Estimates are obtained from a sample of 2462 female heads of household from the Panel Study of Income Dynamics (PSID), covering the years 1978 to 1984. The changes imposed by OBRA81 are explicitly accounted for in the budget set, as are the decline in real benefits, changes in the federal tax system, and the interaction of AFDC and Food Stamps. Estimated utility parameters are used to decompose the individual effects of the 1981 reforms. Descriptive evidence shows that the overall effect of the legislation was to reduce participation by about 8 percent and cut the incidence of working recipiency by more than 40 percent. Simulations based on structural parameters suggest that lower real needs and payment standards reduced AFDC eligibility and participation by more than the OBRA81 changes combined. An important result is that for many recipients, the share of Food Stamps in total income increased as real AFDC benefits declined. Hence the Food Stamps program played an important role over this period in preventing the well-being of welfare recipients from eroding more than it did.

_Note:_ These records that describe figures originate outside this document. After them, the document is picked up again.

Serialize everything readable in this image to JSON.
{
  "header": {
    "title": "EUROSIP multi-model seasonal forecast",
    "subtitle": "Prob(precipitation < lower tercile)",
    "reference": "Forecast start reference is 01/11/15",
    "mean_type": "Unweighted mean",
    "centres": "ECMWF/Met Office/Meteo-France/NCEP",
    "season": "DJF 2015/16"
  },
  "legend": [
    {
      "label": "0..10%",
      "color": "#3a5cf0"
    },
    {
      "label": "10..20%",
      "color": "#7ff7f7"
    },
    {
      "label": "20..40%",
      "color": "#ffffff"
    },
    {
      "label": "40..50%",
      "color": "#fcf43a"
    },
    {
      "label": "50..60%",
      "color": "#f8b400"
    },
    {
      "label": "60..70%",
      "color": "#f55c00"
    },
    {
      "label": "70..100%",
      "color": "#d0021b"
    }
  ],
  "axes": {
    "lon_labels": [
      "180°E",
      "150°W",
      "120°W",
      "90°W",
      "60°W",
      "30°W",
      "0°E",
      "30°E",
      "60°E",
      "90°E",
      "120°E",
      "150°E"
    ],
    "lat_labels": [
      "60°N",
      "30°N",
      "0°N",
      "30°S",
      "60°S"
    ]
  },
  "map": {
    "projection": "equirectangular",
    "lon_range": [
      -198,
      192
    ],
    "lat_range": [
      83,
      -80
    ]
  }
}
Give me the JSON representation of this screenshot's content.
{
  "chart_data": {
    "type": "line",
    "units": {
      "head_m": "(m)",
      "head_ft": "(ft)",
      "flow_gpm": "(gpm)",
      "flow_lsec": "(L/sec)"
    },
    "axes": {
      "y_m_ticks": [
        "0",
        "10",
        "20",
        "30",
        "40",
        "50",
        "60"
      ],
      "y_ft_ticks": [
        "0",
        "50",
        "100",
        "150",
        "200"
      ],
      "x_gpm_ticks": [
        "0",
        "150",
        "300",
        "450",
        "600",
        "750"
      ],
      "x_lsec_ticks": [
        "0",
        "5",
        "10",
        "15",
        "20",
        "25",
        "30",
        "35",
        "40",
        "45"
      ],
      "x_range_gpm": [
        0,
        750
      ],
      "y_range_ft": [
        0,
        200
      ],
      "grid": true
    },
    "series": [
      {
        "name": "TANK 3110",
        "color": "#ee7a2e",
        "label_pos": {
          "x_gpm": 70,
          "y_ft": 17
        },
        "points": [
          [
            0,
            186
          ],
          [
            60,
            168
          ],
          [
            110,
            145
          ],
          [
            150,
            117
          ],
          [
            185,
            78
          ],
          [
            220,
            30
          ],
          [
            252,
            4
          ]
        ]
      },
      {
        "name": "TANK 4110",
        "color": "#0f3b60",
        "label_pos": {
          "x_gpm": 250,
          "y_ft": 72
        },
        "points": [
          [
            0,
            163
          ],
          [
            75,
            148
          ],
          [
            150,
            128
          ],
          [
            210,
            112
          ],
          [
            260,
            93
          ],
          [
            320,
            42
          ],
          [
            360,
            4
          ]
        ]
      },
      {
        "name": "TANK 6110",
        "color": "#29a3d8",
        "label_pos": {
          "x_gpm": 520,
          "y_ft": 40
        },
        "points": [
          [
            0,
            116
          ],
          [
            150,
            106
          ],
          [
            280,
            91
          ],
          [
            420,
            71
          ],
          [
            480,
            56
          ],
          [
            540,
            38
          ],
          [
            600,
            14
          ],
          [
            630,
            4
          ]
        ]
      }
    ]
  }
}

Estimated utility parameters are also used to predict the effects of hypothetical policy changes. Lower payment standards cause some recipients to leave welfare and others to increase their work effort. Working recipiency is significantly encouraged by lower benefit-reduction rates, but this effect is offset by lower labor supply among women drawn on to AFDC. Finally, the AFDC participation choice is quite responsive to wage levels, but increasing wages would have only a small effect on working recipiency in the absence of higher disregards.